Today I have burnt myself on my espresso machine and stabbed myself removing an avocado pit. I am such a cliche. #middleclassinjuries

18.

Slight chill from bathing in the Hampstead ponds. #middleclassinjuries

19.

Just been told about someone who stabbed himself opening an oyster and now can't play golf. The epitome of #middleclassinjuries

20.

Today in middle-class injuries, I have a splinter from a sweet william on my most important typing finger.

21.

Just poked myself in the eye with my credit card #middleclassinjuries

22.

Steam burn from pitta bread #MiddleClassInjuries

23.

Burnt myself on a muffin ring yesterday whilst making spinach English muffins with @JAFergie. #middleclassinjuries

24.

Bugger, dropped fondue on my Blackberry #middleclassinjuries

25.

Burnt my thumb on the Aga #MiddleClassInjuries

26.

#middleclassinjuries I dropped my iPad (vertically) on my big toe

27.

Hurt my hand on a Kilner jar while making porridge #middleclassinjuries

28.

I have just cut my thumb open taking the lid of a tub of Waitrose créme fraiche.
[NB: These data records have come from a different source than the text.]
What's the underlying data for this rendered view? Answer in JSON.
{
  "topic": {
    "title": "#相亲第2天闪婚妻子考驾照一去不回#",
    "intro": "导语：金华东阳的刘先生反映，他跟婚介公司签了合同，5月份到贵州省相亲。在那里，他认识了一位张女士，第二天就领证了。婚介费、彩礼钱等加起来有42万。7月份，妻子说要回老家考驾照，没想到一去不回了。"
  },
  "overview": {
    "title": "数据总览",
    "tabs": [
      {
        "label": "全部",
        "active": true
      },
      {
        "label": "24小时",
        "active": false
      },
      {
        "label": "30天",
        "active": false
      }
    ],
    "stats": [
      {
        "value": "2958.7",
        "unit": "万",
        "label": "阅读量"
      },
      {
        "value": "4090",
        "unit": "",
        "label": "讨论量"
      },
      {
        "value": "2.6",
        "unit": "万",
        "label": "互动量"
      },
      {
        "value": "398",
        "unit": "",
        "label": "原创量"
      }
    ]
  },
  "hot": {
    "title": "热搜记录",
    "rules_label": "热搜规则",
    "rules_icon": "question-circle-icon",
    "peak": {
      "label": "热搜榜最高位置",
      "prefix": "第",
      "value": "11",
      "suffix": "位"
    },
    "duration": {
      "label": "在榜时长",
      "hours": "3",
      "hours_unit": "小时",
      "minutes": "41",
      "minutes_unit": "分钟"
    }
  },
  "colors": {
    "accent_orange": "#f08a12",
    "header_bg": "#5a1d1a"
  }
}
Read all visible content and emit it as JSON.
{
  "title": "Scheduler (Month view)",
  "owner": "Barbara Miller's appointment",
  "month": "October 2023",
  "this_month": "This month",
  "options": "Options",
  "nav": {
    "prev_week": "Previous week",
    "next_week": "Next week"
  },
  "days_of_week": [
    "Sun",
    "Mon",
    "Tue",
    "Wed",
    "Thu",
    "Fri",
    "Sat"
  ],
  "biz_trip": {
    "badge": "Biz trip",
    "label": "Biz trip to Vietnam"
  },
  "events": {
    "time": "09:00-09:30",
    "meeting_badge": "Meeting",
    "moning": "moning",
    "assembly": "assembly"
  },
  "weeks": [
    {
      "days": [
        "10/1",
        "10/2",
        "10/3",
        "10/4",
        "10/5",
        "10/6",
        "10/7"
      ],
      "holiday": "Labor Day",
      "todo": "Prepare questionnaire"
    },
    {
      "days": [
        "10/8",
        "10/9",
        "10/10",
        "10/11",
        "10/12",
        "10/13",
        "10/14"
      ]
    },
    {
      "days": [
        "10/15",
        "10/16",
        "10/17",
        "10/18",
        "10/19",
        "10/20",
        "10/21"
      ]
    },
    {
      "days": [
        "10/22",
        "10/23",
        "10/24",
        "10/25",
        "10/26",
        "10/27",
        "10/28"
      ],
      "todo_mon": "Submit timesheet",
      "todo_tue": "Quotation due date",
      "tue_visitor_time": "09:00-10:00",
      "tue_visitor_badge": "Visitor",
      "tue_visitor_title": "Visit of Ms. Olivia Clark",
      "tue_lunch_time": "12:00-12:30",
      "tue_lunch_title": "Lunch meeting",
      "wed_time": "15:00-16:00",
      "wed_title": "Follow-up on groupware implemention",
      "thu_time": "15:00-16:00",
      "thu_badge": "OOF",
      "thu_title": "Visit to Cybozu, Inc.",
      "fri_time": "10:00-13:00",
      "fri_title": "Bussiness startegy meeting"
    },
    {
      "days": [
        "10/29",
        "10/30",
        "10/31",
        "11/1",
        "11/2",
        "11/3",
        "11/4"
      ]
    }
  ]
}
Is the the most middle class injury ever?

29.

Burnt my finger on oozing molten centre of an M&S mini chicken kiev #firstworldproblems #middleclassinjuries

30.

I've got hand-strain from carrying an overfull clutch bag to a wedding. #middleclassinjuries

31.

Just cut my finger on the lid of a bottle of Belvoir Ginger Cordial. #middleclassinjuries

32.

#middleclassinjuries just sliced the tip off my finger on a mandolin making sweet potato crisps #lol

33.

2nd degree burns after over scrubbing my scrotum with a loofah and herbal essences mint shampoo this morning #MiddleClassInjuries

34.

I got a paper cut off the Guardian's Review Section. #middleclassproblems

35.

Burnt my thumb while toasting pita. Short of drowning in salted caramel or stabbing myself with quinoa, that's the most middle class injury.

36.

Today I suffered the most middle class injury ever. I hurt my wrist while rinsing kale.